To San Francisco, where the Bay Guardian's Johnny Ray Huston talks with Rick Prelinger about Lost Landscapes of Detroit, "an assemblage of private and commercially-produced films spanning from the peak of the Model T to the era of the gas guzzler… Gazing from both sides of the automobile window, it reveals Hollywood's relationship with the Motor City during the golden age of the movie theater, and the potential and the limits of other obsolescent industries: film and print media." Prelinger will be on hand for this evening's screening at Counterpulse.
LISTS
The list to be following right now is Eric Lavallee's countdown of the "Top 100 Most Anticipated Films of 2011" at ioncinema. Start at #100 (David Gordon Green's The Sitter) and, by clicking "Continue," work your way through previews of Virginie Despentes's Bye Bye Blondie, Whit Stillman's Damsels in Distress, Hitoshi Matsumoto's Saya Samurai and on and on. And he's only about a third of the way through.

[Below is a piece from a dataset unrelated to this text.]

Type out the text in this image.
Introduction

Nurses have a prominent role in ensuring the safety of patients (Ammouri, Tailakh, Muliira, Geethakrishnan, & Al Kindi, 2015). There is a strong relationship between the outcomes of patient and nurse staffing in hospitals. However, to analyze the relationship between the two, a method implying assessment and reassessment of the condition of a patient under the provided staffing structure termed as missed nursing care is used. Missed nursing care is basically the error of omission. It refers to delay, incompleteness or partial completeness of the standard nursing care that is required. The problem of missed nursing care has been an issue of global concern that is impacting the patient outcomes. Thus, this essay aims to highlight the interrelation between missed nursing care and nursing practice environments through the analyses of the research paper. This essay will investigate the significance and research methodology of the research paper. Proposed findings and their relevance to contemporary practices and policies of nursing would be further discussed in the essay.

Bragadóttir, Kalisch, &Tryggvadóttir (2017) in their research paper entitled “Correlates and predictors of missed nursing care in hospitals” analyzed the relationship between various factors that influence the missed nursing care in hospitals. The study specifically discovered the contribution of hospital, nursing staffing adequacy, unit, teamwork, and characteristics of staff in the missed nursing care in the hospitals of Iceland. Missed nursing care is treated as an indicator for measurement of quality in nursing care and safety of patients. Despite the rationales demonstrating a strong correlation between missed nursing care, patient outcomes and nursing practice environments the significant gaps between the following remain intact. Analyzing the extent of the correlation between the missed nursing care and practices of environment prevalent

At IFC.com, Stephen Saito has your complete guide to everything opening in theaters or seeing a release on DVD or via various VOD outlets between now and April Fool's Day. For the less patient, Time Out New York's Joshua Rothkopf picks out eleven highlights of the year ahead.
Looking back to 2010, both Erich Kuersten at Bright Lights After Dark and Marc Campbell at Dangerous Minds put Gaspar Noé's Enter the Void at the top of their lists.
And Wildgrounds has the English version of Kinema Junpo's list of the top ten Japanese films of the year. #1: Lee Sang-il's Villain.